L2/07-029
Source: Mark Davis
Date: 2007-01-21
Subject: UTS #18 update
I had the action to do:
103-A62 |
Mark Davis |
Issue a proposed update to UTS #18 (document revision 12) that addresses the issue in L2/05-121. |
That document has:
1. Enabling the 'any character' to be newline sequence aware when it is in not in a mode that requires it stops at newline sequences (what I refer to as the default mode) should be optional in the standard.
2. The document could propose some means to match 'any character' while treating newline sequences as a single character but advises against using the standard 'any character' meta character (dot) to achieve this purpose and suggests (mandates?) introducing a new meta character.
I believe that this is already done in the existing version of #18, with the following two paragraphs:
It is strongly recommended that there be a regular expression
meta-character, such as "\R", for matching all line ending characters
and sequences listed above (e.g. in #1).
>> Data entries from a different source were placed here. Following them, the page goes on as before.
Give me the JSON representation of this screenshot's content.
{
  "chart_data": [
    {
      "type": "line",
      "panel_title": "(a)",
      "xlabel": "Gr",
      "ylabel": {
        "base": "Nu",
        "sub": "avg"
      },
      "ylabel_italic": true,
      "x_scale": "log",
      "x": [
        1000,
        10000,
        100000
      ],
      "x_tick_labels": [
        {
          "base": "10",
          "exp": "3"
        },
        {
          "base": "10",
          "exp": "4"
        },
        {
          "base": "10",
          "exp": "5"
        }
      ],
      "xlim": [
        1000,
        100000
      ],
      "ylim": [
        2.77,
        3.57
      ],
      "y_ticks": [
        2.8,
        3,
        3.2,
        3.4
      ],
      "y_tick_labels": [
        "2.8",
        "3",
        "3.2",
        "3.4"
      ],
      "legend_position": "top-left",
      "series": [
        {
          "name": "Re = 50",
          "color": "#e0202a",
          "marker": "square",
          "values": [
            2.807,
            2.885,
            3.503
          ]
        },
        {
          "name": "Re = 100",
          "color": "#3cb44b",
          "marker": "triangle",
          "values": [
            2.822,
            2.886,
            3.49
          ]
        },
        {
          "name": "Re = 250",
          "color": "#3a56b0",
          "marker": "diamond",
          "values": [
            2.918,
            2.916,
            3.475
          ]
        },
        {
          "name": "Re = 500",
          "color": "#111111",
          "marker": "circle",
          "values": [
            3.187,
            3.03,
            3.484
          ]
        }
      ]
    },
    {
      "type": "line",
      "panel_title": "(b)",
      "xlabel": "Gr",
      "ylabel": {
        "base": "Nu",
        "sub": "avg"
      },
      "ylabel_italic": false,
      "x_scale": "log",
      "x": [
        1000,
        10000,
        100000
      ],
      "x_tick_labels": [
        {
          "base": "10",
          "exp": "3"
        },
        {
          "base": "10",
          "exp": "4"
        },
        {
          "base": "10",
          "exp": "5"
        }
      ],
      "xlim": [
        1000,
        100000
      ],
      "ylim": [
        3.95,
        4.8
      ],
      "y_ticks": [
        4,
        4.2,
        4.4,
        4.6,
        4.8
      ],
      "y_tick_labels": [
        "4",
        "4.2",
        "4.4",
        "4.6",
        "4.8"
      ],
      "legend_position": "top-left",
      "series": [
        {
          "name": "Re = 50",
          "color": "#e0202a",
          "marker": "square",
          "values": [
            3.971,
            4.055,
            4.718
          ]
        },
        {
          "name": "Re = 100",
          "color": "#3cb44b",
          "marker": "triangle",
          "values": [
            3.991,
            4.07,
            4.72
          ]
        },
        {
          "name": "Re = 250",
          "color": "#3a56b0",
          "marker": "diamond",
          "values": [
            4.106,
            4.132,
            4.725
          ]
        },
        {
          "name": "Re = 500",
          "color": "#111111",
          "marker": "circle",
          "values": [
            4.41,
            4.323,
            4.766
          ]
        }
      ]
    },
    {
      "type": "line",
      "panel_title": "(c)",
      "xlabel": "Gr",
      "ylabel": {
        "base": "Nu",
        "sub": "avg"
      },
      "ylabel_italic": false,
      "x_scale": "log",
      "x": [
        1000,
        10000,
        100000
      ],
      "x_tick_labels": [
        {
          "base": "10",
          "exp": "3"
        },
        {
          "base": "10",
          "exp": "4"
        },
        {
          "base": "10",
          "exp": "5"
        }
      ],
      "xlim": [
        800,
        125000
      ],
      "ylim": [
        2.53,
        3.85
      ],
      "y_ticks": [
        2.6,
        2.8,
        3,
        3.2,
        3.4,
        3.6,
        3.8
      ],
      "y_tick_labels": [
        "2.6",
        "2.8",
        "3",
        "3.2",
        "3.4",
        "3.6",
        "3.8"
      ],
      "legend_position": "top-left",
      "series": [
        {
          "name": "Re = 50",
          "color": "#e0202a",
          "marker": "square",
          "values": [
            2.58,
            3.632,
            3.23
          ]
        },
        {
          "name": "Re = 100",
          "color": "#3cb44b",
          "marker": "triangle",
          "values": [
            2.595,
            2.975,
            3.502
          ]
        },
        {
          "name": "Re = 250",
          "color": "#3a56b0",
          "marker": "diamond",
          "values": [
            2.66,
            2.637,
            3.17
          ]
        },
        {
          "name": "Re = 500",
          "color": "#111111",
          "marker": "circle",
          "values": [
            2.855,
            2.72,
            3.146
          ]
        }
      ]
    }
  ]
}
It would thus be shorthand
for
([\u000A\u000B\u000C\u000D\u0085\u2028\u2029] | \u000D\u000A).
Note: For some implementations, there may be a performance impact in recognizing CRLF as a single entity, such as with an arbitrary pattern character ("."). To account for that, an implementation may satisfy R1.6 if there is a mechanism available for converting the sequence CRLF to a single line boundary character before regex processing.
Thus I believe this action should count as done. However, I wanted to bring this issue to the UTC's attention in case there is disagreement on this issue.
(Note: I have a draft update of #18, but it currently only has minor editing fixes for items noted by Julie and Asmus, so I wouldn't recommend issuing a new version until there is something more substantial.)